Using this function now, we can create a plot that confirms this works:

from matplotlib import colors
import matplotlib.pyplot as plt

alpha = 0.5

kwargs = dict(edgecolors='none', s=3900, marker='s')
for i, color in enumerate(['red', 'blue', 'green']):
    rgb = colors.colorConverter.to_rgb(color)
    rgb_new = make_rgb_transparent(rgb, (1, 1, 1), alpha)
    print(color, rgb, rgb_new)
    plt.scatter([i], [0], color=color, **kwargs)
    plt.scatter([i], [1], color=color, alpha=alpha, **kwargs)
    plt.scatter([i], [2], color=rgb_new, **kwargs)

I don't know if it is standard, but on my computer the following works:

newColor = tuple (x + (1 - x) * (1 - a) for x in oldColor)

Basically, for each component, you have c + (1 - c) * (1 - a) where a is the alpha value you are trying to simulate.

For "simple" color like (1, 0, 0) you get (1, 1 - a, 1 - a), for black (0, 0, 0) you get (1 - a, 1 - a, 1 - a) which is correct and for white (1, 1, 1) you get (1, 1, 1) which is also correct.

I tried with various combinations of alpha and colors, and I still did not find any values for which it did not work, but still, this is not proven ;)
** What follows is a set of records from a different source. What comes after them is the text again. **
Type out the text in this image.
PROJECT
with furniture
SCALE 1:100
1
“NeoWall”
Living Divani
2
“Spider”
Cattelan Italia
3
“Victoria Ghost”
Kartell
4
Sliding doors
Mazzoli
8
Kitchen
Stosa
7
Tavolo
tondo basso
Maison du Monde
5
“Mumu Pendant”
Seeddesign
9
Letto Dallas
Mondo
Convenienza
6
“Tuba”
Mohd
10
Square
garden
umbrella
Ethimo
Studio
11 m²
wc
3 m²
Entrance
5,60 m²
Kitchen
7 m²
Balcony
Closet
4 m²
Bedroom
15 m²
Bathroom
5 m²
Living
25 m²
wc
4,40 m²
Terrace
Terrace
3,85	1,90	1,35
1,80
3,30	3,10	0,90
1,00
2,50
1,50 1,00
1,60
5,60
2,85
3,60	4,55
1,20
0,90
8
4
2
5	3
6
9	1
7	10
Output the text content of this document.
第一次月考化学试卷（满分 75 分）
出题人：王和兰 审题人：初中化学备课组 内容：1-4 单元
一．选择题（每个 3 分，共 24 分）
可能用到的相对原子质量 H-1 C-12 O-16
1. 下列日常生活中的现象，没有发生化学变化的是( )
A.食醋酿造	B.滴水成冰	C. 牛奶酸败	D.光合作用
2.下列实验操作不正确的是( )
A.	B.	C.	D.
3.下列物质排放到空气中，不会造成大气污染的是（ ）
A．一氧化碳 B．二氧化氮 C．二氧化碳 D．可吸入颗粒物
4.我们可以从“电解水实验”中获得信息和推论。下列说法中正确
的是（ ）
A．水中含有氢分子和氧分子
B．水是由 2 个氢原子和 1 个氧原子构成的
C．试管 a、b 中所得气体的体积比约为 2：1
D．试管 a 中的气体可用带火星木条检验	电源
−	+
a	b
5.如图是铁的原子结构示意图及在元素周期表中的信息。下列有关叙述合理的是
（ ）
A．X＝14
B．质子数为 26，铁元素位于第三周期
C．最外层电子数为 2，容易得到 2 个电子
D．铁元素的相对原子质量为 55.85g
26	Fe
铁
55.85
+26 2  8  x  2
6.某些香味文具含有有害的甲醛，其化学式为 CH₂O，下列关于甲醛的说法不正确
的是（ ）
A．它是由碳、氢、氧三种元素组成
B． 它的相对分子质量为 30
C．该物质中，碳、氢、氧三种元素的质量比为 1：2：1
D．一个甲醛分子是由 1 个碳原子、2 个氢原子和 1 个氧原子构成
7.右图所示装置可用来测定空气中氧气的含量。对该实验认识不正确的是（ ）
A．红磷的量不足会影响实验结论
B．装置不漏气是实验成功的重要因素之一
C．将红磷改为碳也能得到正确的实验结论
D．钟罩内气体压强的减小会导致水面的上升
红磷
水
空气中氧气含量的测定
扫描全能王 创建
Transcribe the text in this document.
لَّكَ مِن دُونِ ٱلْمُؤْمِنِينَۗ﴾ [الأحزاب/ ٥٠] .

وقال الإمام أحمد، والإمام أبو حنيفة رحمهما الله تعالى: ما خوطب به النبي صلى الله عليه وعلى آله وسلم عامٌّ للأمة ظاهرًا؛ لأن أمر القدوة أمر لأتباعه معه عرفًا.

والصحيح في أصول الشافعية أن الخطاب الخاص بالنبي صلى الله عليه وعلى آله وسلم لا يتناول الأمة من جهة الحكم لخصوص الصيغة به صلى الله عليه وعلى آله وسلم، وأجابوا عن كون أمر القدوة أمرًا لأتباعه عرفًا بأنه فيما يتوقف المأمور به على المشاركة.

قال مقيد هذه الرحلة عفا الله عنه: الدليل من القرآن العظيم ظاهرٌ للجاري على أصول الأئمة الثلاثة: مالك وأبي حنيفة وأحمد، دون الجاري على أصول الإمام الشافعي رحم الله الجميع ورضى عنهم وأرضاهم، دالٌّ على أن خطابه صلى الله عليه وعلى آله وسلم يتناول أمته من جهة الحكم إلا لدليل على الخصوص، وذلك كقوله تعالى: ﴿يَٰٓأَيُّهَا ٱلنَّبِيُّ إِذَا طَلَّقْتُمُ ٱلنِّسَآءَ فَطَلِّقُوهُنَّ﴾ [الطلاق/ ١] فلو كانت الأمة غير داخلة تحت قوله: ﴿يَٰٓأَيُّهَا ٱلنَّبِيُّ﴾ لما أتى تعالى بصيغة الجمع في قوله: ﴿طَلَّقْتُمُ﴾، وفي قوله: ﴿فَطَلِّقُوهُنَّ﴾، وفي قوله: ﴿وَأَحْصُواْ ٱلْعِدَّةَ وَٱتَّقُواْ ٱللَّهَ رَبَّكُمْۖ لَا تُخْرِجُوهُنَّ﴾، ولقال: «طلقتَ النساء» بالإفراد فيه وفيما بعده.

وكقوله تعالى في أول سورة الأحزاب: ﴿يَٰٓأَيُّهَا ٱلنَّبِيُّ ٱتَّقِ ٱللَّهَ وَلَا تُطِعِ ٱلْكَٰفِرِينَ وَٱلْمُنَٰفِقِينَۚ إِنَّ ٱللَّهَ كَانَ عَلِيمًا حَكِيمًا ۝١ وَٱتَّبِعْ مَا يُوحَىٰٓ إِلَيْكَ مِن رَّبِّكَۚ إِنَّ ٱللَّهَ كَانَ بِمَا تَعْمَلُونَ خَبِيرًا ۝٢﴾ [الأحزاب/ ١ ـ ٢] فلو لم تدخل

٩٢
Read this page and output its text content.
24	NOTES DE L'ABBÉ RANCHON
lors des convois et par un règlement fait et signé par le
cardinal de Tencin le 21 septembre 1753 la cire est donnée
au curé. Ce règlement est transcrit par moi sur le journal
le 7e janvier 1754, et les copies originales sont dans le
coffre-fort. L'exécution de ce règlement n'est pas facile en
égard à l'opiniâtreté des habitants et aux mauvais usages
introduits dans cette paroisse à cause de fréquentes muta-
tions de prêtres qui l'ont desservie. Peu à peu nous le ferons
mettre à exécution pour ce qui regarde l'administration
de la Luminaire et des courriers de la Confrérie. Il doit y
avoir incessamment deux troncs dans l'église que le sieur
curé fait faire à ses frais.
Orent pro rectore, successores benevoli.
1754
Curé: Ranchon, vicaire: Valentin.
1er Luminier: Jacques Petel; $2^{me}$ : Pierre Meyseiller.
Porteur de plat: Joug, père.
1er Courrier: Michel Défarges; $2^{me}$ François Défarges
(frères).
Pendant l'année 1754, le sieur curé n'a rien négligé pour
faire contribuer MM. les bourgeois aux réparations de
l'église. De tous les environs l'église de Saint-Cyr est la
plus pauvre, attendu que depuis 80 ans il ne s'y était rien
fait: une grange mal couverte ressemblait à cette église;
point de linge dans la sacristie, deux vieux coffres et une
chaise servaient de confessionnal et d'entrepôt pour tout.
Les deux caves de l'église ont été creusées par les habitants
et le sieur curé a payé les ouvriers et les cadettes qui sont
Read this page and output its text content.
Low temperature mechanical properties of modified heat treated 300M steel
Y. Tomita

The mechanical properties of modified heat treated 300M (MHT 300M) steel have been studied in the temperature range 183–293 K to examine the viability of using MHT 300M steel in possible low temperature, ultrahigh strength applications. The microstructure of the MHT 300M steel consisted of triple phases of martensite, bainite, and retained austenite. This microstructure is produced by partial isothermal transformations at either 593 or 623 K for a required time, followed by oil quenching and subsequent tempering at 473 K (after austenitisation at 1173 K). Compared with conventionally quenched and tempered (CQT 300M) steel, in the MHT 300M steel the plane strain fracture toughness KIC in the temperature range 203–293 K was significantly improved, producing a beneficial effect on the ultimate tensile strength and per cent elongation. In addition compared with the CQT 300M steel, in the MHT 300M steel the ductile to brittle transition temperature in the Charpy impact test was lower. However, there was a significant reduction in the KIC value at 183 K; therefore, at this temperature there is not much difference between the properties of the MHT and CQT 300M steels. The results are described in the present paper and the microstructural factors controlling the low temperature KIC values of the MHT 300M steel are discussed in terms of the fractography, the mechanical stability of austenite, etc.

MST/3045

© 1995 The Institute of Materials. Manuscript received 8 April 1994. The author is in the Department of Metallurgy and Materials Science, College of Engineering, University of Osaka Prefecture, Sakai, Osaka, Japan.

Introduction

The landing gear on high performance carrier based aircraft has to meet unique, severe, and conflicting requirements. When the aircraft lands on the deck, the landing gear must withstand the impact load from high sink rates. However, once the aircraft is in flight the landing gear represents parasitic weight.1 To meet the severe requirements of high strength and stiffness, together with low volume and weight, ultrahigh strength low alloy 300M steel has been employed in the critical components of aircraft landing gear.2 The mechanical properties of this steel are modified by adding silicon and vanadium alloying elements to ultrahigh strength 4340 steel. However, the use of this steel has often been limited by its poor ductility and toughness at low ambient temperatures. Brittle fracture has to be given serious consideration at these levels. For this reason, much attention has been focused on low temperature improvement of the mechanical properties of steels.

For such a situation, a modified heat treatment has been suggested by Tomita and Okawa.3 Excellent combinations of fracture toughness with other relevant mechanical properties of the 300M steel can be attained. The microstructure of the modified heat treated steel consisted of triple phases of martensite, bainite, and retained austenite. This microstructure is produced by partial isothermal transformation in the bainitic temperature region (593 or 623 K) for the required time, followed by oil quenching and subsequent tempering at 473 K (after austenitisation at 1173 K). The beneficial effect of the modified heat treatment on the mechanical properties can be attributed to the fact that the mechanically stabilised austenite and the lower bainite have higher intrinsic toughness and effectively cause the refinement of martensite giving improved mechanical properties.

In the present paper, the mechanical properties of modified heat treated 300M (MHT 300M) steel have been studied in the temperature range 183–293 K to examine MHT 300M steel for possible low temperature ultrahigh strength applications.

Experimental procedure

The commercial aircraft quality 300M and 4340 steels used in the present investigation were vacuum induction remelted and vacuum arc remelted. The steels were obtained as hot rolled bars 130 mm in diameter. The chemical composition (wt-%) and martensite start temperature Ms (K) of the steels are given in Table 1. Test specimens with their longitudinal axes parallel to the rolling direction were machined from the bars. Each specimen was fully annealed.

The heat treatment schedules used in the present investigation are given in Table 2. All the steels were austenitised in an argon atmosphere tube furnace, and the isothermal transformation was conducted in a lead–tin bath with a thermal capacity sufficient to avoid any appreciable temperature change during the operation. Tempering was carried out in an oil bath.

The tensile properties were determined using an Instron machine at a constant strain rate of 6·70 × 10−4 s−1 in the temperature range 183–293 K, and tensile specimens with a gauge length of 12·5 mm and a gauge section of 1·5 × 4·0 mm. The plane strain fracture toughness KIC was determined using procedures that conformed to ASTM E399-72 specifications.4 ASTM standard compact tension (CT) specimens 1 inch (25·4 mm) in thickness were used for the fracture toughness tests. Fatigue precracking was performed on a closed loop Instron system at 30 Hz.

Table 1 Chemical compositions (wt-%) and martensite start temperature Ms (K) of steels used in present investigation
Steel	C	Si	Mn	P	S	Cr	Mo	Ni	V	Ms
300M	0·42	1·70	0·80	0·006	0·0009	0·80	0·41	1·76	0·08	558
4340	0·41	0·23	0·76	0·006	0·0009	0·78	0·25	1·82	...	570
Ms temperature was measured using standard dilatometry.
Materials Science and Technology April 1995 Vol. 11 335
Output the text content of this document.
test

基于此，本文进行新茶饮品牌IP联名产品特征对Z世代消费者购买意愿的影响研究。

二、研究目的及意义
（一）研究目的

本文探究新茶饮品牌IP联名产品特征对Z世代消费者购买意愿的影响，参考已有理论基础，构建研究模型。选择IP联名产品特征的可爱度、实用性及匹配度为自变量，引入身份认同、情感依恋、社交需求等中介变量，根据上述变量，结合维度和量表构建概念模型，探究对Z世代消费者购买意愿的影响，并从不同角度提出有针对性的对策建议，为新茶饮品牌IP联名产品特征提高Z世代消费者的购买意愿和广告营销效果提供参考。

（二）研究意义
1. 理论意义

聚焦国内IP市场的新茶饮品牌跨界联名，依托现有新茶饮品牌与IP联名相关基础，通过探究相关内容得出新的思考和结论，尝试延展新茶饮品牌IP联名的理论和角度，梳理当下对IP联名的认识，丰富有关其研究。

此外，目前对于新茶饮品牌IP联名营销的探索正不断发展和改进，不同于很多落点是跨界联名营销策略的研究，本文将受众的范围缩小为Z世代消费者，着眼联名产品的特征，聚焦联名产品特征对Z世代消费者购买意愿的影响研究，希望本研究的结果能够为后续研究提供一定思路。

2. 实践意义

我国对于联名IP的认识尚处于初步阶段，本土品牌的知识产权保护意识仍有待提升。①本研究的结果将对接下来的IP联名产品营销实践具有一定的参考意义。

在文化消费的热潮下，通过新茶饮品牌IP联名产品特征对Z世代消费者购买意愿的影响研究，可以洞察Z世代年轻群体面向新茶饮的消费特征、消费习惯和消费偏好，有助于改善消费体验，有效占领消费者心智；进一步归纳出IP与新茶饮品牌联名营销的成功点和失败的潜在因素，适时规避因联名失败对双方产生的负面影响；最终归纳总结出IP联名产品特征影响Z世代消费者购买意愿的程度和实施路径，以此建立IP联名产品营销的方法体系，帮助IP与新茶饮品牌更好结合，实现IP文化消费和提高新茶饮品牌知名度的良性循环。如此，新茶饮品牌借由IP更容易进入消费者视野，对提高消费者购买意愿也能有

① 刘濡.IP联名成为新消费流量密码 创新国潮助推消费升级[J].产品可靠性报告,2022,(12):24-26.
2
Here is a small code I used to randomly checked different values of c and alpha:

def p (c1, a, f):
    plt.cla()
    plt.xlim([4, 6])
    plt.ylim([0, 10])
    plt.scatter([5], [5], c = c1, edgecolors = 'none', s = 1000, alpha = a, marker = 's')
    plt.scatter([5], [5.915], c = f(c1, a), edgecolors = 'none', s = 1000, marker = 's')

from numpy.random import rand
import matplotlib.pyplot as plt
p (rand(3), rand(), lambda c, a: c + (1 - c) * (1 - a))